You may be aware of Epic Games, the creators of the hit game Fortnite, suing Google and Apple regarding alleged antitrust violations after they both dropped Fortnite from the Google Play Store and the iOS App Store respectively earlier this year.
The gist of Epic’s suit was that the payment restrictions on the Play Store basically constitute a monopoly, and thus, a violation of fair trade practices engrained in the Sherman Act.
The Sherman Antitrust Act made it illegal for companies operating in the United States to band together into small groups for the purpose of making agreements about price or distribution of products and services which would disadvantage the customer, in this case, Google putting up hurdles to ensure every payment made in the Play Store must pass through their payment system which leads to them making a significant amount of money from other third-party businesses, who might want to use their own payment methods for the apps they have developed.
Epic Games is particularly concerned about the Google Play Store’s powerful role as a distributor of Android apps, and the Play Store’s requirement that hosted applications must use Play Store Billing for any in-app purchases.
Epic Games took aim at Google’s famous mantra “Don’t Be Evil”.
22 years later, Google has relegated its motto to nearly an afterthought, and is using its size to do evil upon competitors, innovators, customers, and users in the various markets it has grown to monopolize.
Google on its end reinforced its standing that Fortnite was removed from the Play Store for violating clear and pre-established rules.
“For game developers who choose to use the Play Store, we have consistent policies that are fair to developers and keep the store safe for users, while Fortnite remains available on Android, we can no longer make it available on the Play Store because it violates our policies. However, we welcome the opportunity to continue our discussions with Epic and bring Fortnite back to Google Play.” A Google representative said
New details coming to light
Fast-forward a few months later and new details are being revealed from the US government antitrust probes against Google and documents produced since the original lawsuit.

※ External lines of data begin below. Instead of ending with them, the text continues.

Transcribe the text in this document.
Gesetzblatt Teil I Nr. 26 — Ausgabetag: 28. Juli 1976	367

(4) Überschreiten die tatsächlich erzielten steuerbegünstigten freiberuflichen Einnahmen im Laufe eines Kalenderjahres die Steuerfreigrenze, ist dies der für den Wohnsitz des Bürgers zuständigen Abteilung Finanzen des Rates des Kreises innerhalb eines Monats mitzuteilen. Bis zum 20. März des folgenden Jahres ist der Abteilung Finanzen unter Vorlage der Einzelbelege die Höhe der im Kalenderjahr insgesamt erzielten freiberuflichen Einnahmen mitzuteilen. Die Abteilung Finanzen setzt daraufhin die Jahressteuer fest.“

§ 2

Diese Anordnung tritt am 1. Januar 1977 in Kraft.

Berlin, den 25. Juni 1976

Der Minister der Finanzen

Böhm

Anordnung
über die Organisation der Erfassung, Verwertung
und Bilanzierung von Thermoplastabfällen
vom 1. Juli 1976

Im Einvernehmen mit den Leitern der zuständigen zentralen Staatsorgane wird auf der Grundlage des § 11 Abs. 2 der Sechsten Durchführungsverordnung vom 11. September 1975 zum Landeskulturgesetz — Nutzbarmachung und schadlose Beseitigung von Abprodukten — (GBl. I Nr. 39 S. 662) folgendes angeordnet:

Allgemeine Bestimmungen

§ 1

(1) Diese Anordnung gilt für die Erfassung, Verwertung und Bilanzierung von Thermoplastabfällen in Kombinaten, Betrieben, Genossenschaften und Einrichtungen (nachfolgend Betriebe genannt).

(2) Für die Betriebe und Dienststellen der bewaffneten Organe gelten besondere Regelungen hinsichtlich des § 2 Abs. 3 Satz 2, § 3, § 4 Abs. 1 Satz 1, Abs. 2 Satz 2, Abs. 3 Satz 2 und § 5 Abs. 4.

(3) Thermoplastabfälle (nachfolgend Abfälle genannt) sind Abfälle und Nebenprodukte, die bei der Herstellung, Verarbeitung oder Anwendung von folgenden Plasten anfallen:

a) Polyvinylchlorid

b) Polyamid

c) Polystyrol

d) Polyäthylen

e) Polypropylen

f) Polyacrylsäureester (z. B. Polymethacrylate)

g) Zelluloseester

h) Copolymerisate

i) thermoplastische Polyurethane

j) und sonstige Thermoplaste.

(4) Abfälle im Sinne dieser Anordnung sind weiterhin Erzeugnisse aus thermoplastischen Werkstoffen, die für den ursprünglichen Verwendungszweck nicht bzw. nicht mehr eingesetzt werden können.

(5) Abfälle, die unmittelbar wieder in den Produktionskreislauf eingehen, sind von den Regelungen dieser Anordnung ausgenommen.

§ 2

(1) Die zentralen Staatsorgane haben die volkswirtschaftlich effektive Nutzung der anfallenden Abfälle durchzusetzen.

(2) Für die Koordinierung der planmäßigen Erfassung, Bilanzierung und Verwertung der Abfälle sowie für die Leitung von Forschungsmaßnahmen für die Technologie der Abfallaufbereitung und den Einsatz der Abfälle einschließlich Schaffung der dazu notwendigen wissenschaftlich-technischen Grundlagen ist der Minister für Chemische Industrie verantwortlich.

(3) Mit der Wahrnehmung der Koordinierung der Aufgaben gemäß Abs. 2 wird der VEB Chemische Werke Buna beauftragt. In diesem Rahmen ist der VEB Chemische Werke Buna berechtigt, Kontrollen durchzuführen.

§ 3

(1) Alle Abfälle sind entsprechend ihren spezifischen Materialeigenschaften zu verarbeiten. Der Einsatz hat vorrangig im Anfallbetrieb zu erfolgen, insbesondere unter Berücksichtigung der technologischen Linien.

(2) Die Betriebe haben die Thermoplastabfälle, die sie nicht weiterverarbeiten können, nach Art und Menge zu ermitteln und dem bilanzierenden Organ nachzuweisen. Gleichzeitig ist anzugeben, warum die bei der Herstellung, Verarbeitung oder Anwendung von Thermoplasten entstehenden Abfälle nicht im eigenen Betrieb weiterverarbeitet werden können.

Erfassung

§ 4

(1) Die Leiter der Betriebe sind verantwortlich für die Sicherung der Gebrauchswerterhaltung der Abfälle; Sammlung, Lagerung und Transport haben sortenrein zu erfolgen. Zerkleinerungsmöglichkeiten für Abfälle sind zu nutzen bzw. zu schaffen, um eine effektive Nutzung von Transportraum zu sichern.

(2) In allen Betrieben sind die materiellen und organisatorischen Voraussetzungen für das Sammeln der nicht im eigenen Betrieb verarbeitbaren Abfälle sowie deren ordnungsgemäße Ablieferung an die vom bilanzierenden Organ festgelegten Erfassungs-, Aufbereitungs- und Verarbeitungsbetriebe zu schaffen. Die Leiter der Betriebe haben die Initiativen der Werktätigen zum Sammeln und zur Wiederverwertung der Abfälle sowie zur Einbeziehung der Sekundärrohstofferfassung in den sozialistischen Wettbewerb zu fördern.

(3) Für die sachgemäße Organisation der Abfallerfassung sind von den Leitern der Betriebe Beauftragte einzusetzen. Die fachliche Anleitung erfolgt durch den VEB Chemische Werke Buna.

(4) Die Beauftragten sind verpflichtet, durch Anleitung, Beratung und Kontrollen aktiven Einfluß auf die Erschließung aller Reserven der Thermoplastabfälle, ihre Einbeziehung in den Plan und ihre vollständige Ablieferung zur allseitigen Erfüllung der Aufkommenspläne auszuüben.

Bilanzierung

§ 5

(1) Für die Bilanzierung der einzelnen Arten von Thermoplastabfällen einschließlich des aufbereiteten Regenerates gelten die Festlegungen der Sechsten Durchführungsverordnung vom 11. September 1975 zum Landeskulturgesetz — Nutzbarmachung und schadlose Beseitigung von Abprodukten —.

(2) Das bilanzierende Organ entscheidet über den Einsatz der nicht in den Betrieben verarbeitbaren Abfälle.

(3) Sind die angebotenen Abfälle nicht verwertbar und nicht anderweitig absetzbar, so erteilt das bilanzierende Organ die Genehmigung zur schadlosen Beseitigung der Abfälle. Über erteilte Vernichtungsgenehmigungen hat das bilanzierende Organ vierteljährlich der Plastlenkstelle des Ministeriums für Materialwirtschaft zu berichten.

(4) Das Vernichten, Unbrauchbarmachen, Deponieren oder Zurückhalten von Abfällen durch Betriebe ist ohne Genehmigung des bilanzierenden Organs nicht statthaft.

One fascinating one is that Google maintains a close relationship with Apple, and had even agreed to pay between $8 and $12 billion to be Apple’s default search provider.
Further adding salt to injury, even more information is coming out from the unredacted sections of Epic’s antitrust complaint against Google and the extent to which Google went to undermine third-party app stores on the Android platform.
According to the new text, starting in 2019, Google oversaw a “Premier Device Program” that provided Android phone makers with a larger share of search revenue than they would receive under normal circumstances.
On their side, the Android Phone makers would then agree to ship their devices without any third-party app stores preinstalled.
More specifically, they abode by a rule that prohibited “apps with APK install privileges” without Google’s approval, leaving the Play Store as the only built-in digital marketplace for software.
“Google’s Premier Device Program was not publicly known, and was not known to Epic, before Google recently began producing relevant documents in this litigation. Google has sought to conceal its most restrictive anticompetitive conduct by, among other things, including in the agreements themselves a provision restricting signatories from making ‘any public statement regarding [the] Agreement without the other party’s prior written approval,” wrote Epic’s lawyers in the complaint
Epic maintains the Premier Devices Program was a resounding success, and it only further solidified the Play Store’s dominance.
By May 2020, many of the world’s largest and most popular Android OEMs had agreed to Google Play exclusivity for most of their new Android devices. Motorola (owned by Lenovo) and LG both committed nearly all (98 percent and 95 percent) of their devices to the Premier program.
The giant Chinese conglomerate BBK — which manufactures and sells a range of Android devices under its Oppo, Vivo, and OnePlus brands, among others, had designated around 70 percent of its new devices as “Premier.”
Few companies like Sony and Xiaomi were however not as committed, only entering 50% and 40% respectively of their new devices into the program.
For comparison, in order to understand how rare it is for people to get applications outside the Play Store, An internal Google report from 2017, according to Epic Games, found that “app installations through channels other than Google Play” amounted to only a measly 4.4% of Android app downloads in the United States.